Géraldine Millo
Photographe
Avec la série Les héritiers, l’école professionnelle est abordée comme un fait social total dans la mesure où, en elle, se circonscrivent une conception de la jeunesse, des modalités de son insertion dans la vie sociale active et une pensée des rapports de places, sinon de classes, au sein d’une société singulière. Le fonctionnement de l’école, son histoire et la manière dont elle est perçue dessinent un portrait de notre société, notre propre héritage social et nos perspectives d’avenir. Cette série s’est construite par cercles concentriques : au cœur se trouvent les jeunes et la formation professionnelle, dans chaque cercle les univers professionnels vers lesquels ils vont. Ainsi Les héritiers sont un ensemble de photographies extraites des séries Anima, Sylvestre, Prendre la mer, Dedans/Dehors, Les mousses, Tidy Bodies, 10 m2, qui travaillent chacune sur un environnement professionnel, ses travailleurs, ses machines, son rapport à l’environnement, ses tenants imaginaires et symboliques, son histoire et l’histoire de ses représentations. Ces recherches toujours actives sont mes carnets de classement, un programme de travail, une collection.
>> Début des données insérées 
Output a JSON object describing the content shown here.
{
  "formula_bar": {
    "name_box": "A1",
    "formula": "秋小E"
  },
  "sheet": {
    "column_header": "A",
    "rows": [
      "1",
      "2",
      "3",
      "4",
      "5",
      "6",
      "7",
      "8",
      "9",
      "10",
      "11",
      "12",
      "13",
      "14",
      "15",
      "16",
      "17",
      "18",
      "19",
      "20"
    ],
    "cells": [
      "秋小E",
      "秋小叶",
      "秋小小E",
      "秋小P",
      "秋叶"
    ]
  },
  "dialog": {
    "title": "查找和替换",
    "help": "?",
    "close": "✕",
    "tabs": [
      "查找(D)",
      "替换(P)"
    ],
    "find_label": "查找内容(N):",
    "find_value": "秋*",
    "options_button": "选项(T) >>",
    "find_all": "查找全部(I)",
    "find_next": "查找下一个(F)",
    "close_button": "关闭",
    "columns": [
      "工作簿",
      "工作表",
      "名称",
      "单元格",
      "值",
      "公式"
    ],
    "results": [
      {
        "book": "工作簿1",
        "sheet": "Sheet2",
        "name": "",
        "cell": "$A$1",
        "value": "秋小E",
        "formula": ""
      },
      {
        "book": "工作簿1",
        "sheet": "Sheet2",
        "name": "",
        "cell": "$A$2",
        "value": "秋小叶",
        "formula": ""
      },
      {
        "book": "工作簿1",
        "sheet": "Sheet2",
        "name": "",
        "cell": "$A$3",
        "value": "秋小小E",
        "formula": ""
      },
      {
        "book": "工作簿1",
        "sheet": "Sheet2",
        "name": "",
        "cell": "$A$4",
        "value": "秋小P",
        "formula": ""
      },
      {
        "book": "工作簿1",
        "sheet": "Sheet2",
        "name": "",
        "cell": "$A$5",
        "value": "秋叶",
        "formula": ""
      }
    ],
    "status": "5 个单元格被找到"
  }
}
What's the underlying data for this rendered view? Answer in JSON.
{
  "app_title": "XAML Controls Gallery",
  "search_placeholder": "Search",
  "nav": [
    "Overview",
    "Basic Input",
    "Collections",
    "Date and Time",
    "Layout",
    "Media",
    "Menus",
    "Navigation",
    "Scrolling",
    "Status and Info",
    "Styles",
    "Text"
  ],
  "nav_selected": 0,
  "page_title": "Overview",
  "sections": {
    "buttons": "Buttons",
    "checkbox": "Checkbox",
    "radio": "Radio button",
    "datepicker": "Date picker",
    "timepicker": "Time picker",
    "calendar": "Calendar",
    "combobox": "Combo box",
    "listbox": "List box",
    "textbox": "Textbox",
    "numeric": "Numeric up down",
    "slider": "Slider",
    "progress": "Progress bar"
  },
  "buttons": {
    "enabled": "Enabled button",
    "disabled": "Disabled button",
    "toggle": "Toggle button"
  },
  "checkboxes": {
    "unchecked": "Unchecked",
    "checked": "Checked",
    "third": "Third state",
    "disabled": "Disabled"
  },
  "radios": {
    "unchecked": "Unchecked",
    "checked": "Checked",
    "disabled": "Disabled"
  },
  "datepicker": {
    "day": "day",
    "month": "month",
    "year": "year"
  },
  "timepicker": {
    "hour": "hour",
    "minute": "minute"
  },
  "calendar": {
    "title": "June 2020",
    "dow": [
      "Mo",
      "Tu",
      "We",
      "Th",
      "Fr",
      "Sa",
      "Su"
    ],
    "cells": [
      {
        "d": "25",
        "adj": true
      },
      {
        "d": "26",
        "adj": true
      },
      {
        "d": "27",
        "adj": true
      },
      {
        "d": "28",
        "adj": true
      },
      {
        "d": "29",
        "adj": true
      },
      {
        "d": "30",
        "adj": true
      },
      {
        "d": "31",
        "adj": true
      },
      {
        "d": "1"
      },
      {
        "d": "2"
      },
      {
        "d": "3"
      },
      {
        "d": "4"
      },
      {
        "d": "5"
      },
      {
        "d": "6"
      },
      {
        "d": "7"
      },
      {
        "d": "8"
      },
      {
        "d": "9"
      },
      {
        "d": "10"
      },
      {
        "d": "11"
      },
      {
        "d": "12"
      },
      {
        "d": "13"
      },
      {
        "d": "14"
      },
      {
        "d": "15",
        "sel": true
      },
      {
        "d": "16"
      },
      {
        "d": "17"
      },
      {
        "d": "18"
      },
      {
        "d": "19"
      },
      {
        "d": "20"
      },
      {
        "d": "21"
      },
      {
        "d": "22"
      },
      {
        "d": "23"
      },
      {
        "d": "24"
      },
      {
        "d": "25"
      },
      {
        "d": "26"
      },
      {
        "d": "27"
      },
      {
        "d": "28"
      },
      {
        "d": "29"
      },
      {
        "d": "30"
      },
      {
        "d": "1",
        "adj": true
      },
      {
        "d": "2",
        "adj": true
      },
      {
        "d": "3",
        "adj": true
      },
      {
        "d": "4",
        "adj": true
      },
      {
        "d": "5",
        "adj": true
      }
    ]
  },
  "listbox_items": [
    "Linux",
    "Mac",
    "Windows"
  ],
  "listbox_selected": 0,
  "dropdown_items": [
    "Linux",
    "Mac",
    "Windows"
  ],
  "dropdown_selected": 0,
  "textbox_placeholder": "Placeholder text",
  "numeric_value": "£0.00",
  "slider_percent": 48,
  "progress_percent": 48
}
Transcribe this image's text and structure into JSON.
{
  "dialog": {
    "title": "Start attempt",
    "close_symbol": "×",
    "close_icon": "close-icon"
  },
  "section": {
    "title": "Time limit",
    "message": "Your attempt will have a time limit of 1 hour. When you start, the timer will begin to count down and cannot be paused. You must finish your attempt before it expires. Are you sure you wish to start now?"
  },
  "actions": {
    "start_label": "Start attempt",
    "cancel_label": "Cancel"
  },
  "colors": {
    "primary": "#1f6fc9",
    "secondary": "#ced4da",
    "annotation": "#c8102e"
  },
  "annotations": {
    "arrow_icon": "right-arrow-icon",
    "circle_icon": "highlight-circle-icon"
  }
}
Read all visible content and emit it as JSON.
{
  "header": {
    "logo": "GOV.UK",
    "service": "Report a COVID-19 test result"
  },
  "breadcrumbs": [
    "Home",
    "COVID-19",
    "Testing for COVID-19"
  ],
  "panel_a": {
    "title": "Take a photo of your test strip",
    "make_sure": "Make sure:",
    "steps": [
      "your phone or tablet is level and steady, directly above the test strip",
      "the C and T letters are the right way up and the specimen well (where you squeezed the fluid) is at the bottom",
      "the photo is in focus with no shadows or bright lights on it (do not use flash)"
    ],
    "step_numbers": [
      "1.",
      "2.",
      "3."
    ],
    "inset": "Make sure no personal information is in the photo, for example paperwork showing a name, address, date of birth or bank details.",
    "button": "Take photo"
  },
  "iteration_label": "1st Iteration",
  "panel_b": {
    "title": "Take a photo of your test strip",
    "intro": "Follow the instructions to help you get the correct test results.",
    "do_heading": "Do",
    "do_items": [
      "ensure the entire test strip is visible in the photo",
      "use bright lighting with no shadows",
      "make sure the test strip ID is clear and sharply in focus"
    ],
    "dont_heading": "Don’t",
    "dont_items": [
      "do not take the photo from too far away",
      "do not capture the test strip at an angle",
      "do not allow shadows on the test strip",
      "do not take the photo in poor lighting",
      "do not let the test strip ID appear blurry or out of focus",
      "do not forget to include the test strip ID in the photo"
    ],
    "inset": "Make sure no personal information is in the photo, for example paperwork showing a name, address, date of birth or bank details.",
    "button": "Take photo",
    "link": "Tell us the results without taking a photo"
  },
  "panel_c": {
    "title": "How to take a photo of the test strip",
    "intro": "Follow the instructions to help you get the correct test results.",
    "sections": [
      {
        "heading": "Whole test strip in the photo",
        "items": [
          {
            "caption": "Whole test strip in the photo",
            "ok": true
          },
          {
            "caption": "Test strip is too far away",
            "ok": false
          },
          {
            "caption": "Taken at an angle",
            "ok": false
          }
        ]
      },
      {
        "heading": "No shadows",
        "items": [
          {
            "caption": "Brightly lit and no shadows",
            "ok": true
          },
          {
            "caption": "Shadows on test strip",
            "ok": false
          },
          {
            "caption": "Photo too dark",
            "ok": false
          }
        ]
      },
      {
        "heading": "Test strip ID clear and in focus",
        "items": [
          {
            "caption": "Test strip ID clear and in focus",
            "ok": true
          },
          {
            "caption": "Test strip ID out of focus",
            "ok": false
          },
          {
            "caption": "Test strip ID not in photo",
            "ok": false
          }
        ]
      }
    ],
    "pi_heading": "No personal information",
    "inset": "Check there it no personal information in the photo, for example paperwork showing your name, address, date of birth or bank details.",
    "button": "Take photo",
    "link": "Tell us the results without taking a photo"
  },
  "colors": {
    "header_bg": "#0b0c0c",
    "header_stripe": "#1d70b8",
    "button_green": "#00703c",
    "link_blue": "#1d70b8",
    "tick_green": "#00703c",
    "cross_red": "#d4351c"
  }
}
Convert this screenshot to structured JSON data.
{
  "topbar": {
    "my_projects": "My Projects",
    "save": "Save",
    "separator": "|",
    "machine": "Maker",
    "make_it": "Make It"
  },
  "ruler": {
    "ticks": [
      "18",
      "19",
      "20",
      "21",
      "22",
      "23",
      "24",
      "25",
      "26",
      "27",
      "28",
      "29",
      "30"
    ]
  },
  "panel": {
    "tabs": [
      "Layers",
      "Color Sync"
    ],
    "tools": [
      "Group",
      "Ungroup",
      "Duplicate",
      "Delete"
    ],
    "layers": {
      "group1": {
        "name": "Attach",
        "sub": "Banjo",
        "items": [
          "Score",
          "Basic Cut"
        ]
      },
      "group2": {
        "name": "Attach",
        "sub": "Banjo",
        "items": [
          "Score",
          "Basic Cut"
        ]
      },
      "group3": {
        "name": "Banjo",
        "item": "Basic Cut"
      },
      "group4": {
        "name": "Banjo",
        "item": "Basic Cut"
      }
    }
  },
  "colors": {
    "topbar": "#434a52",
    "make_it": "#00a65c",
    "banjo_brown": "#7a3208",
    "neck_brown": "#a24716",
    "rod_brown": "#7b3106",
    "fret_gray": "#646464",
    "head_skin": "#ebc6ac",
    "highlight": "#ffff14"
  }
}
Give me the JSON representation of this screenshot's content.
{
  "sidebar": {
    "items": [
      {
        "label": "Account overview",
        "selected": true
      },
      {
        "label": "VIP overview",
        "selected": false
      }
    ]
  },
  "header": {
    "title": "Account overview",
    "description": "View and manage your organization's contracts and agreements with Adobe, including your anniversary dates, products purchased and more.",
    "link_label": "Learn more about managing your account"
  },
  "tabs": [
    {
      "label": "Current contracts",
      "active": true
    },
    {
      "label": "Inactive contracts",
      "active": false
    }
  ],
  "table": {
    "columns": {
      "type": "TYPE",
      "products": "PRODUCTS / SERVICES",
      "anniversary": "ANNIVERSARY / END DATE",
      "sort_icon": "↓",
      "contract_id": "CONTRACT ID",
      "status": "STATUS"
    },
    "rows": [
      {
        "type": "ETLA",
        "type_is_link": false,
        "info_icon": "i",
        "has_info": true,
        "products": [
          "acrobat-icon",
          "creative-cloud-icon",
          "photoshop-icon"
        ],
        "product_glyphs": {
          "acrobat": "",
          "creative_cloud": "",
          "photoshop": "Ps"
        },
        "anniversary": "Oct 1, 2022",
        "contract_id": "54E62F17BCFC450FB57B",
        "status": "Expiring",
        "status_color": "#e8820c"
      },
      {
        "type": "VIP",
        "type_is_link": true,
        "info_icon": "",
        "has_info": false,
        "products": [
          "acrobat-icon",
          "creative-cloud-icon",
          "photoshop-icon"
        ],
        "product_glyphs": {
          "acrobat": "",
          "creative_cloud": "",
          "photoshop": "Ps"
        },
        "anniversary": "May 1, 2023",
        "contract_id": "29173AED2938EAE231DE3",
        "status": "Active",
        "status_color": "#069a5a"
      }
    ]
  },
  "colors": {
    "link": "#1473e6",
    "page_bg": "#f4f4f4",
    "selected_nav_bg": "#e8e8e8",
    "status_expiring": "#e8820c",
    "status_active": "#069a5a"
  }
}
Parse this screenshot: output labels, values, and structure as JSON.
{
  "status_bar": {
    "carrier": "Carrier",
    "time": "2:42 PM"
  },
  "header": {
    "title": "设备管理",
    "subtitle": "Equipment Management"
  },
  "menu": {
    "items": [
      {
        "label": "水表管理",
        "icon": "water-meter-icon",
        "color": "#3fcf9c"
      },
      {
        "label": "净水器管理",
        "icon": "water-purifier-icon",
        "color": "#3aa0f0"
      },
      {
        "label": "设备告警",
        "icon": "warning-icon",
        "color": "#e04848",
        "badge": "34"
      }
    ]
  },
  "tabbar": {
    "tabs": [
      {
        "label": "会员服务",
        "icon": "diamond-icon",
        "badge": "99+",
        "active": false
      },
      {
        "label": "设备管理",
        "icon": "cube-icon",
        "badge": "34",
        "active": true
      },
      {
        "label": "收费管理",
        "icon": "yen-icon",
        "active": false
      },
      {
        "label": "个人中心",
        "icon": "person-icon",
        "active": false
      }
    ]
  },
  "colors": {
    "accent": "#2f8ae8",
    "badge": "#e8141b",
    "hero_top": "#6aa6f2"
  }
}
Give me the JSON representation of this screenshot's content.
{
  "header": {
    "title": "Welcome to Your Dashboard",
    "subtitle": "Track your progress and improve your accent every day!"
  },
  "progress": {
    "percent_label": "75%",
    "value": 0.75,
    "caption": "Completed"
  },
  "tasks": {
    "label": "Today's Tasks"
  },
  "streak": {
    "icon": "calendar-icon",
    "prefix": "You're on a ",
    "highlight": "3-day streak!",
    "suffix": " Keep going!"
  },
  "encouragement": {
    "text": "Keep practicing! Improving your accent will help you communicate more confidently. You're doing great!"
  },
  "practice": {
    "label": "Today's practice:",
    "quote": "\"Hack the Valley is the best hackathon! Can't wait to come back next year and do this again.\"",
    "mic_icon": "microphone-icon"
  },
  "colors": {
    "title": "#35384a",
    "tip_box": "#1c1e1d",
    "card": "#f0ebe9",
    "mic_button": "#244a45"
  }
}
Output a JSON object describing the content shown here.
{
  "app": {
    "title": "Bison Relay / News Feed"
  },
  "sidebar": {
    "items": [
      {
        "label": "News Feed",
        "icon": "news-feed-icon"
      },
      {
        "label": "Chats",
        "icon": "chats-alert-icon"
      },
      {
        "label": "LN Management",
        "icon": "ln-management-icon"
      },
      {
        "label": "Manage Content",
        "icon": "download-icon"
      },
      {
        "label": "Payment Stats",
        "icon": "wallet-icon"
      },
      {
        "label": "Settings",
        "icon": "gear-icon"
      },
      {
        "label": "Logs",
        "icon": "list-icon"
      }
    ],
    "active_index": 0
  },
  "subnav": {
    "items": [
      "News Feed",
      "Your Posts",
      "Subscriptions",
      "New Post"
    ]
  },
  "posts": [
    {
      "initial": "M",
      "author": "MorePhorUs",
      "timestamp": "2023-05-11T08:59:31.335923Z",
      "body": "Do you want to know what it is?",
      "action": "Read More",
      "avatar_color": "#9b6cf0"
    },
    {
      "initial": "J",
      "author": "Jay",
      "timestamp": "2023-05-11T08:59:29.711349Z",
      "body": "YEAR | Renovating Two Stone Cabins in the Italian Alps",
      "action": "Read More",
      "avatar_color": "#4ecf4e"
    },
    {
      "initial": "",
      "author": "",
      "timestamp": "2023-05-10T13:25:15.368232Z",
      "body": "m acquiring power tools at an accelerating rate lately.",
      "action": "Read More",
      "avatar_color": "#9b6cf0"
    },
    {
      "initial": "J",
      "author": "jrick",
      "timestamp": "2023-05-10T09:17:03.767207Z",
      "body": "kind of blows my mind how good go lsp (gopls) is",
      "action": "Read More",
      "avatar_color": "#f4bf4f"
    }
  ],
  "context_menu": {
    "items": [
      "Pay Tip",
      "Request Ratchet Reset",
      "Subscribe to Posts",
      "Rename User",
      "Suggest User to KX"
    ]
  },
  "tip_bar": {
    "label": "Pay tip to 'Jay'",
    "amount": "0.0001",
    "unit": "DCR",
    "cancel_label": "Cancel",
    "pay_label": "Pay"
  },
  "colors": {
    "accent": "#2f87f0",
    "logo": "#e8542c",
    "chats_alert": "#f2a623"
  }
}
La référence, par le titre de la série Les héritiers, à la sociologie et à Pierre Bourdieu et Jean-Claude Passeron, invite à ouvrir la notion d’héritage pour ne pas la réduire au capital, et à s’interroger sur la notion de transmission, plus radicalement appelée reproduction sociale, qui se joue dans l’école générale et professionnelle. Les jeunes, qui sont scolarisés dans des lycées pro ou des CFA, ont entre quinze et vingt ans, un peu plus parfois. Ils sont en pleine négociation avec la vie, dans une énergie qui met à mal les cadres. Ils expriment souvent une difficulté à rentrer dans le moule, difficulté sûrement relative aux perspectives que le cadre ouvre et à l’expérience déjà vécue, aux réalités, familiales, sociales, scolaires, qui ont soutenu, abîmés. Les cadres que sont la famille et les amis,relèvent de la sphère privée. L’école et le travail relèvent de la sphère publique et sont d’ordre politique. C’est cette part-là que la photographie documentaire me semble devoir aborder. Cette épreuve des cadres scolaires, sociaux et professionnels, les jeunes en formation la vivent de manière souvent plus complexe que d’autres. Car dans l’école professionnelle, il y a trois termes : Les patrons, l’État et la formation, selon le titre de l’ouvrage coordonné par Gilles Moreau en 2002. Les réalités du monde du travail sont déjà pour eux très présentes, elles façonnent leurs apprentissages et leurs personnalités.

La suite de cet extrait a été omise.